Since no one has answered yet I’ll chime in with my experience using the Stablediffusion thing with all the 111’s in it a few months ago.
It was super easy to use. I would set a prompt like “25 year old woman nude at the beach. Blonde hair blue eyes, thin small perky breasts, shaved pubic area” and run usually 10 batches of 5 images each. It would take 5-10 minutes usually, I have a 1080 TI, and I’d probably get 5-10 "“good” images and the rest would be trash. Some would have weird extra arms or be snake people with weird torsos. The most common issue I would have would be nipple and vulva placement, it can be weird sometimes. Not uncommon to have extra or no nipples, or extra breasts. Lots of barbie type pubic areas would show up.
I think part of my issue might have been the HD upscaling I was using, as I would see a quick glance of the initial render but by the time it upscaled it went funky.
I honestly just chocked it up to my lack of technical knowledge and possibly bad prompt writing.

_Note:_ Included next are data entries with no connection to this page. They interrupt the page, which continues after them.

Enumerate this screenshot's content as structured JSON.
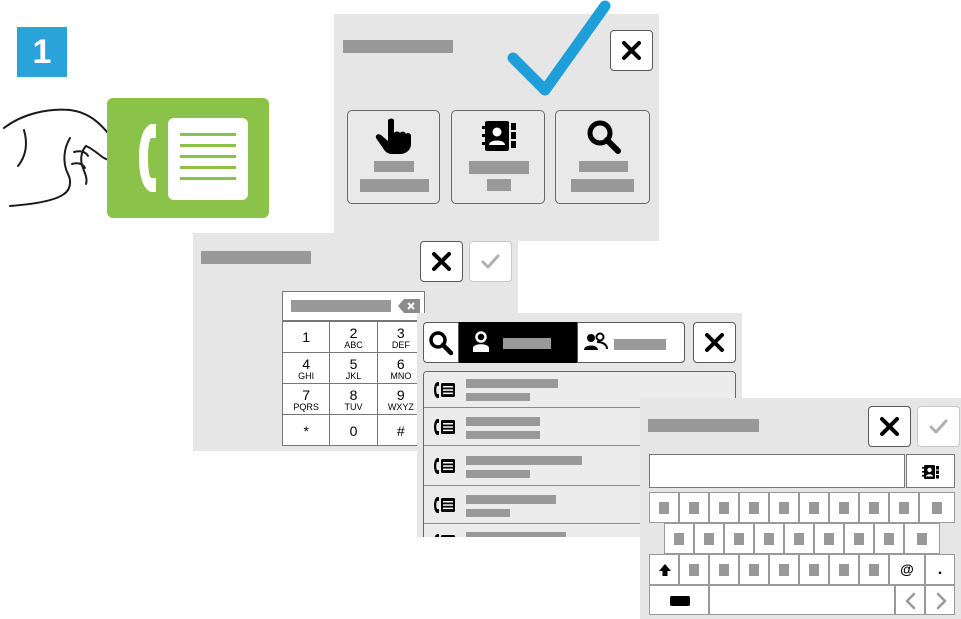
{
  "step": {
    "number": "1",
    "color": "#2aa3d8"
  },
  "colors": {
    "panel_bg": "#e6e6e6",
    "placeholder_bar": "#999999",
    "phone_app_green": "#8bc34a",
    "check_blue": "#1e9fd9"
  },
  "icons": [
    "pointing-hand-icon",
    "phone-app-icon",
    "checkmark-icon",
    "close-icon",
    "touch-icon",
    "address-book-icon",
    "search-icon",
    "backspace-icon",
    "user-icon",
    "users-icon",
    "phone-contact-icon",
    "shift-arrow-icon",
    "chevron-left-icon",
    "chevron-right-icon"
  ],
  "keypad": [
    [
      {
        "d": "1",
        "l": ""
      },
      {
        "d": "2",
        "l": "ABC"
      },
      {
        "d": "3",
        "l": "DEF"
      }
    ],
    [
      {
        "d": "4",
        "l": "GHI"
      },
      {
        "d": "5",
        "l": "JKL"
      },
      {
        "d": "6",
        "l": "MNO"
      }
    ],
    [
      {
        "d": "7",
        "l": "PQRS"
      },
      {
        "d": "8",
        "l": "TUV"
      },
      {
        "d": "9",
        "l": "WXYZ"
      }
    ],
    [
      {
        "d": "*",
        "l": ""
      },
      {
        "d": "0",
        "l": ""
      },
      {
        "d": "#",
        "l": ""
      }
    ]
  ],
  "keyboard": {
    "at_key": "@",
    "dot_key": "."
  }
}
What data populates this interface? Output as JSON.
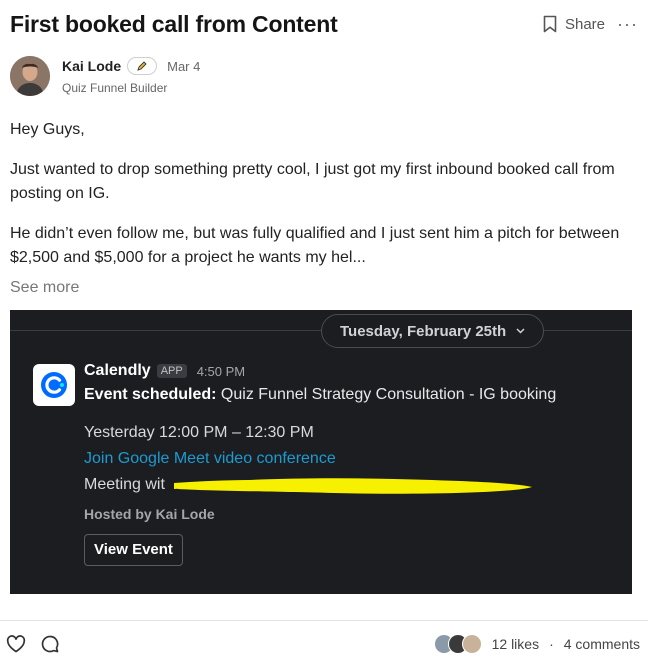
{
  "post": {
    "title": "First booked call from Content",
    "share_label": "Share",
    "more_label": "···"
  },
  "author": {
    "name": "Kai Lode",
    "date": "Mar 4",
    "role": "Quiz Funnel Builder"
  },
  "body": {
    "p1": "Hey Guys,",
    "p2": "Just wanted to drop something pretty cool, I just got my first inbound booked call from posting on IG.",
    "p3": "He didn’t even follow me, but was fully qualified and I just sent him a pitch for between $2,500 and $5,000 for a project he wants my hel...",
    "see_more": "See more"
  },
  "slack": {
    "day_label": "Tuesday, February 25th",
    "sender": "Calendly",
    "app_tag": "APP",
    "time": "4:50 PM",
    "event_prefix": "Event scheduled:",
    "event_name": " Quiz Funnel Strategy Consultation - IG booking",
    "when": "Yesterday 12:00 PM – 12:30 PM",
    "meet_link": "Join Google Meet video conference",
    "meeting_with": "Meeting wit",
    "hosted_by": "Hosted by Kai Lode",
    "view_event": "View Event",
    "colors": {
      "background": "#1b1d21",
      "link": "#1d9bd1",
      "highlighter": "#f7f000"
    }
  },
  "footer": {
    "likes": "12 likes",
    "separator": "·",
    "comments": "4 comments"
  }
}
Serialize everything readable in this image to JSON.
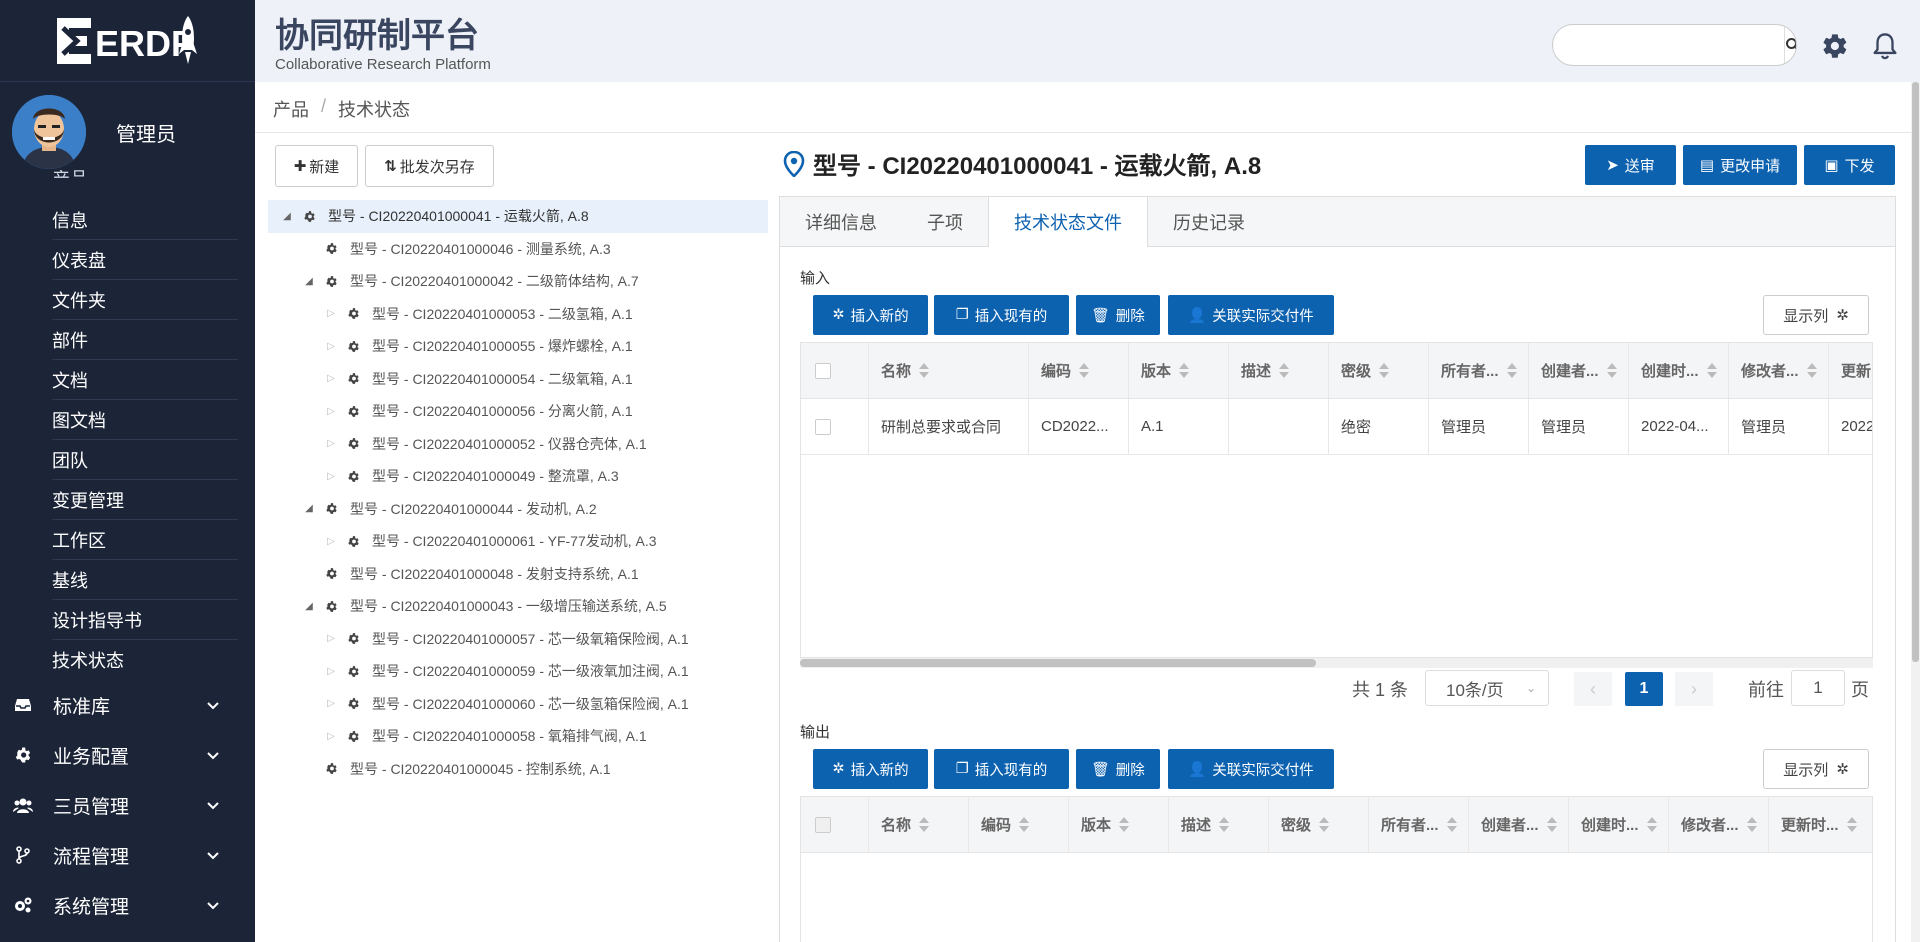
{
  "app": {
    "logo_text": "ERDP",
    "title": "协同研制平台",
    "subtitle": "Collaborative Research Platform",
    "search_placeholder": ""
  },
  "user": {
    "name": "管理员"
  },
  "sidebar": {
    "partial_label": "产品",
    "sub_items": [
      "信息",
      "仪表盘",
      "文件夹",
      "部件",
      "文档",
      "图文档",
      "团队",
      "变更管理",
      "工作区",
      "基线",
      "设计指导书",
      "技术状态"
    ],
    "main_items": [
      {
        "label": "标准库",
        "icon": "inbox-icon"
      },
      {
        "label": "业务配置",
        "icon": "gear-icon"
      },
      {
        "label": "三员管理",
        "icon": "users-icon"
      },
      {
        "label": "流程管理",
        "icon": "branch-icon"
      },
      {
        "label": "系统管理",
        "icon": "cogs-icon"
      }
    ]
  },
  "breadcrumb": {
    "items": [
      "产品",
      "技术状态"
    ],
    "separator": "/"
  },
  "left_toolbar": {
    "new_label": "新建",
    "batch_label": "批发次另存"
  },
  "tree": [
    {
      "level": 0,
      "toggle": "expanded",
      "label": "型号 - CI20220401000041 - 运载火箭, A.8",
      "selected": true
    },
    {
      "level": 1,
      "toggle": "none",
      "label": "型号 - CI20220401000046 - 测量系统, A.3"
    },
    {
      "level": 1,
      "toggle": "expanded",
      "label": "型号 - CI20220401000042 - 二级箭体结构, A.7"
    },
    {
      "level": 2,
      "toggle": "collapsed",
      "label": "型号 - CI20220401000053 - 二级氢箱, A.1"
    },
    {
      "level": 2,
      "toggle": "collapsed",
      "label": "型号 - CI20220401000055 - 爆炸螺栓, A.1"
    },
    {
      "level": 2,
      "toggle": "collapsed",
      "label": "型号 - CI20220401000054 - 二级氧箱, A.1"
    },
    {
      "level": 2,
      "toggle": "collapsed",
      "label": "型号 - CI20220401000056 - 分离火箭, A.1"
    },
    {
      "level": 2,
      "toggle": "collapsed",
      "label": "型号 - CI20220401000052 - 仪器仓壳体, A.1"
    },
    {
      "level": 2,
      "toggle": "collapsed",
      "label": "型号 - CI20220401000049 - 整流罩, A.3"
    },
    {
      "level": 1,
      "toggle": "expanded",
      "label": "型号 - CI20220401000044 - 发动机, A.2"
    },
    {
      "level": 2,
      "toggle": "collapsed",
      "label": "型号 - CI20220401000061 - YF-77发动机, A.3"
    },
    {
      "level": 1,
      "toggle": "none",
      "label": "型号 - CI20220401000048 - 发射支持系统, A.1"
    },
    {
      "level": 1,
      "toggle": "expanded",
      "label": "型号 - CI20220401000043 - 一级增压输送系统, A.5"
    },
    {
      "level": 2,
      "toggle": "collapsed",
      "label": "型号 - CI20220401000057 - 芯一级氧箱保险阀, A.1"
    },
    {
      "level": 2,
      "toggle": "collapsed",
      "label": "型号 - CI20220401000059 - 芯一级液氧加注阀, A.1"
    },
    {
      "level": 2,
      "toggle": "collapsed",
      "label": "型号 - CI20220401000060 - 芯一级氢箱保险阀, A.1"
    },
    {
      "level": 2,
      "toggle": "collapsed",
      "label": "型号 - CI20220401000058 - 氧箱排气阀, A.1"
    },
    {
      "level": 1,
      "toggle": "none",
      "label": "型号 - CI20220401000045 - 控制系统, A.1"
    }
  ],
  "detail": {
    "title": "型号 - CI20220401000041 - 运载火箭, A.8",
    "actions": {
      "submit": "送审",
      "change_request": "更改申请",
      "issue": "下发"
    },
    "tabs": [
      "详细信息",
      "子项",
      "技术状态文件",
      "历史记录"
    ],
    "active_tab": 2
  },
  "input_section": {
    "label": "输入",
    "buttons": {
      "insert_new": "插入新的",
      "insert_existing": "插入现有的",
      "delete": "删除",
      "link": "关联实际交付件"
    },
    "show_columns": "显示列",
    "columns": [
      "名称",
      "编码",
      "版本",
      "描述",
      "密级",
      "所有者...",
      "创建者...",
      "创建时...",
      "修改者...",
      "更新"
    ],
    "rows": [
      [
        "研制总要求或合同",
        "CD2022...",
        "A.1",
        "",
        "绝密",
        "管理员",
        "管理员",
        "2022-04...",
        "管理员",
        "2022"
      ]
    ],
    "pagination": {
      "total": "共 1 条",
      "page_size": "10条/页",
      "current_page": "1",
      "goto_label": "前往",
      "goto_value": "1",
      "page_suffix": "页"
    }
  },
  "output_section": {
    "label": "输出",
    "buttons": {
      "insert_new": "插入新的",
      "insert_existing": "插入现有的",
      "delete": "删除",
      "link": "关联实际交付件"
    },
    "show_columns": "显示列",
    "columns": [
      "名称",
      "编码",
      "版本",
      "描述",
      "密级",
      "所有者...",
      "创建者...",
      "创建时...",
      "修改者...",
      "更新时..."
    ]
  },
  "colors": {
    "primary": "#0d62b0",
    "sidebar": "#1c2538",
    "header_bg": "#eef2f8"
  }
}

However I do feel it was incredibly easy to generate at least some decent stuff for someone that has no coding experience or anything.
Thanks! The thing which bothers me isn’t difficulty, rather how much of the painful distorted surrealism do I need to experience before getting something decent. You say you got 5-10 good images out of 50, but are the rest utter body horror or just odd limb or (as you write) awkward details? I can add I do freak out at the sight of the famous AI fingers if they are very bad tangled spaghetti of flesh.